The moderate quake should serve as a reminder that we live in a seismically active region. Even when it feels like it’s not moving, the earth’s tectonic plates are always in motion. Most of the time, the earthquakes are too small to feel.

 Beyond just knowing this, San Diegans can do a lot to get ready for a major earthquake. Being prepared can make all the difference for the safety and survival of you and your family in a major disaster.

Learn what to do before, during and after an earthquake, by visiting Download a free template for a family disaster plan and create a home emergency kit.

Being informed is also key in a disaster and the County’s free SD Emergency app is a great resource. While the SD County Emergency App also has preparedness information, its greatest use may be during a disaster when it shows up-to-date open shelters, health warnings and other information. The free app is available from the Apple Store and Google Play.

If a strong earthquake were to occur, the water and gas lines could be compromised and phones and electricity could be out. Roads could be unsafe to use due to damage or debris. At the same time, if there were damaged buildings, emergency officials would be tied up with priority calls.  That’s when you will need to rely on your emergency preparedness stores.

Prepare.  Gather items for a home, work and car emergency kit to last three days at minimum. The items should be stored in a ready-to-grab waterproof bag or container, such as a plastic tub. Pre-packaged emergency kits are available at some big box stores or at the American Red Cross, but residents can also put their own kits together by buying items or gathering items from home. Include the following:

  • Water
  • Non-perishable food
  • First aid kit
  • Whistle
  • Radio
  • Flashlight
  • Batteries  

Personalize your kits for your family by considering the dietary needs of infants, pets and other family members. If anyone in your family requires medication, keep an extra week’s supply in your kits. Keep a copy of important documents such as insurance policies, identification, and bank records in case you have to evacuate quickly. You can scan and store them online or on a thumb drive. Do the same with family photographs.

Plan. A disaster could happen while parents are at work and children at school. We cannot count on phone lines because they can quickly get overloaded. So it’s important to have a Family Disaster Plan that includes several meeting places and an out-of-state emergency contact who family members can call or text message. Text messaging is often a more successful way to communicate during a disaster.

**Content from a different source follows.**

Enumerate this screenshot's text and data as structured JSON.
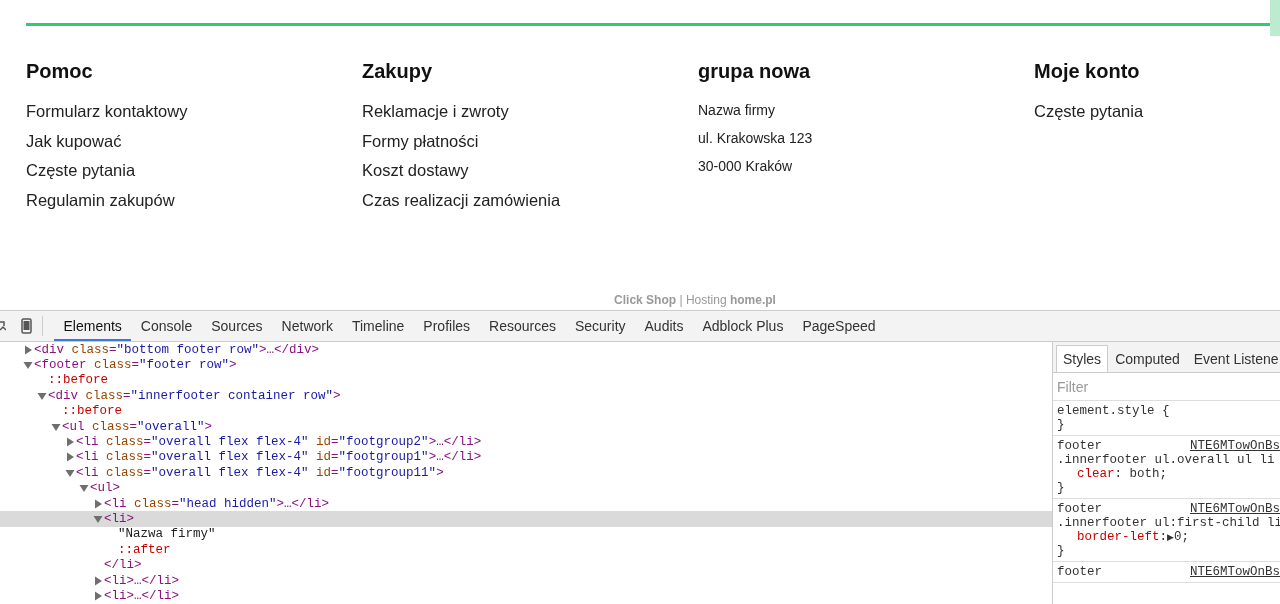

Create a complete Family Disaster Plan (PDF) with important phone numbers and information you may need in an emergency. The plan templates are available in English, Spanish, Tagalog, and Vietnamese. If you have a plan, review it, make sure it is still up-to-date, and practice it.

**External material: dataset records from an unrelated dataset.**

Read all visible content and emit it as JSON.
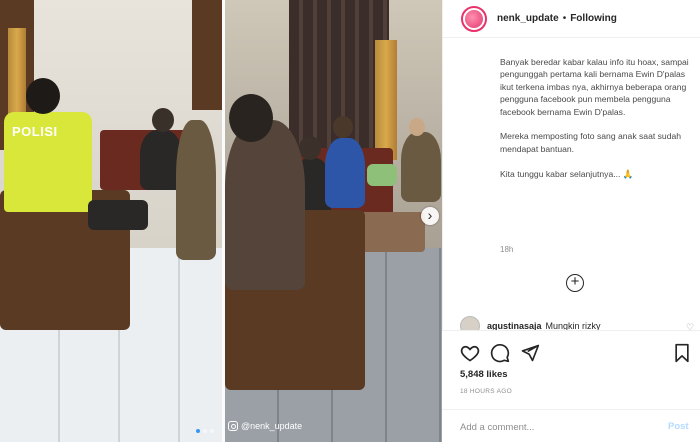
{
  "post": {
    "username": "nenk_update",
    "separator": "•",
    "follow_status": "Following",
    "caption": [
      "Banyak beredar kabar kalau info itu hoax, sampai pengunggah pertama kali bernama Ewin D'palas ikut terkena imbas nya, akhirnya beberapa orang pengguna facebook pun membela pengguna facebook bernama Ewin D'palas.",
      "Mereka memposting foto sang anak saat sudah mendapat bantuan.",
      "Kita tunggu kabar selanjutnya... 🙏"
    ],
    "time_ago": "18h",
    "likes": "5,848 likes",
    "date": "18 HOURS AGO"
  },
  "media": {
    "vest_label": "POLISI",
    "watermark": "@nenk_update",
    "carousel_next": "›",
    "dots_total": 3,
    "dot_active_index": 0
  },
  "comments": [
    {
      "username": "agustinasaja",
      "text": "Mungkin rizky"
    }
  ],
  "load_more": "+",
  "add_comment": {
    "placeholder": "Add a comment...",
    "post_label": "Post"
  },
  "icons": {
    "like": "heart-icon",
    "comment": "comment-icon",
    "share": "share-icon",
    "save": "bookmark-icon"
  },
  "colors": {
    "avatar_ring": "#e8326b",
    "post_disabled": "#b3dbff",
    "dot_active": "#3897f0"
  }
}
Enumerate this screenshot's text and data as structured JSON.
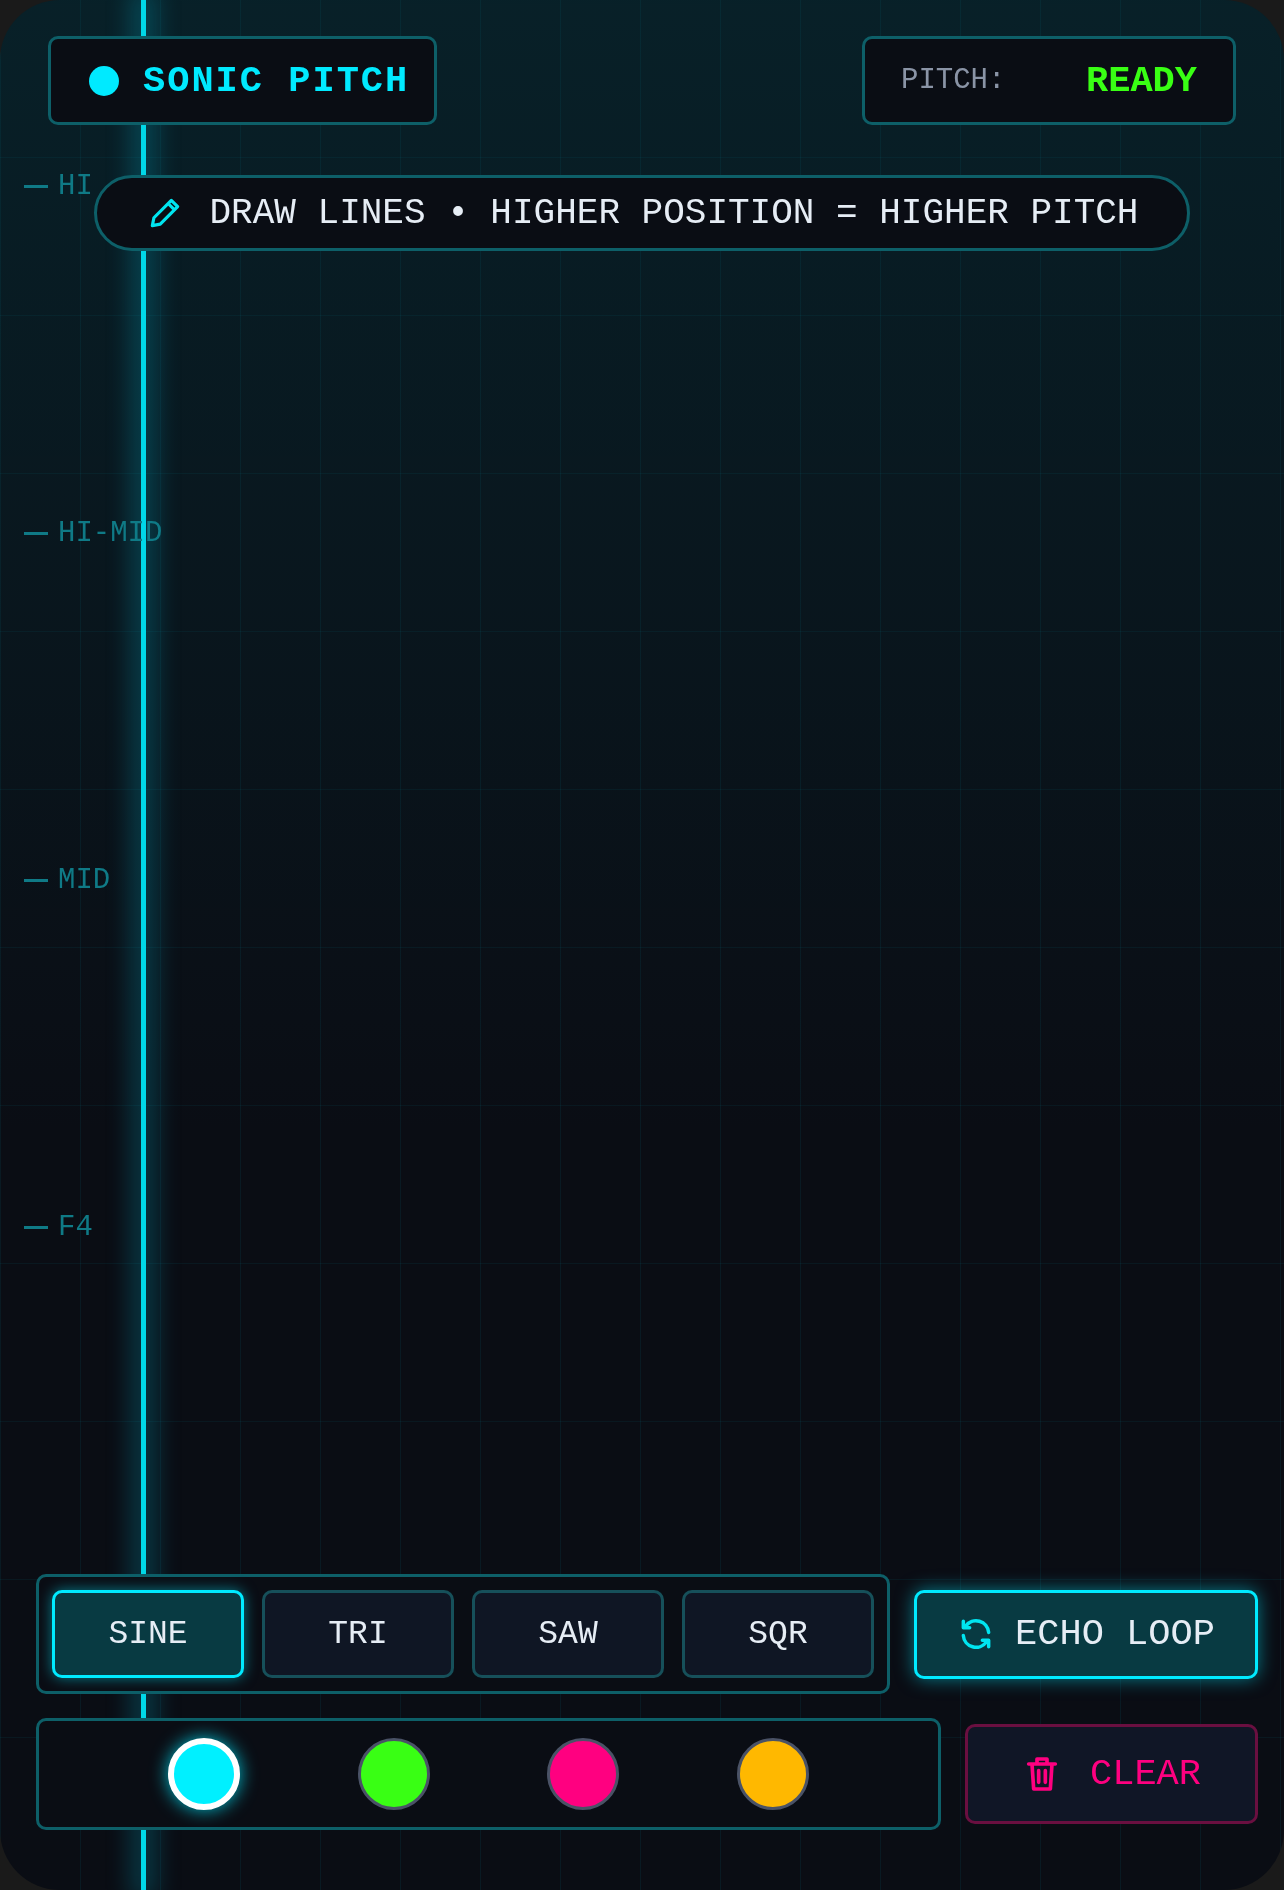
{
  "brand": {
    "name": "SONIC PITCH"
  },
  "status": {
    "label": "PITCH:",
    "value": "READY"
  },
  "hint": "DRAW LINES • HIGHER POSITION = HIGHER PITCH",
  "pitch_labels": [
    "HI",
    "HI-MID",
    "MID",
    "F4"
  ],
  "waveforms": [
    {
      "label": "SINE",
      "selected": true
    },
    {
      "label": "TRI",
      "selected": false
    },
    {
      "label": "SAW",
      "selected": false
    },
    {
      "label": "SQR",
      "selected": false
    }
  ],
  "echo_loop": {
    "label": "ECHO LOOP",
    "on": true
  },
  "colors": [
    {
      "color": "#00f0ff",
      "selected": true
    },
    {
      "color": "#39ff14",
      "selected": false
    },
    {
      "color": "#ff0080",
      "selected": false
    },
    {
      "color": "#ffb800",
      "selected": false
    }
  ],
  "clear_button": "CLEAR"
}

Stay informed. During an emergency, you will want official information. The County of San Diego emergency website is and will be updated with news including road closures and shelters. If you prefer a mobile version, download the County’s free mobile app.

Residents can also sign up to get free emergency alerts by cell phone during a disaster. Register your phone for AlertSanDiego.  

If the power is out, you can use your battery-powered radio to get updates from KOGO 600 AM or XTRA Sports 1360 AM. Residents can call 2-1-1 for emergency updates or services.

The County of San Diego also will also send out information on Twitter via the San Diego County and Ready San Diego accounts.

The family disaster plan includes these tips and more for earthquakes:


  • Check home for potential hazards – things that can topple over and cause injury.
  • Secure televisions, bookshelves and other heavy furniture to the wall.
  • Use special hooks to secure photos and art to walls.
  • Plan and rehearse where you and your family can seek cover in each room of your home.


  • Drop, Cover and Hold On. Get down low to avoid falling, find a sturdy desk or table to seek cover under and hold onto it while covering your head with your other arm.
  • If there are no tables, find an interior wall that is not near any heavy furniture or near glass picture frames, windows or under light fixtures, scoot down and cover your head.
  • If outside, find an open area away from buildings, trees, or overhead utility wires, sit down and cover your head.


  • Check your home for potential hazards.
  • If you smell gas, turn it off at the valve.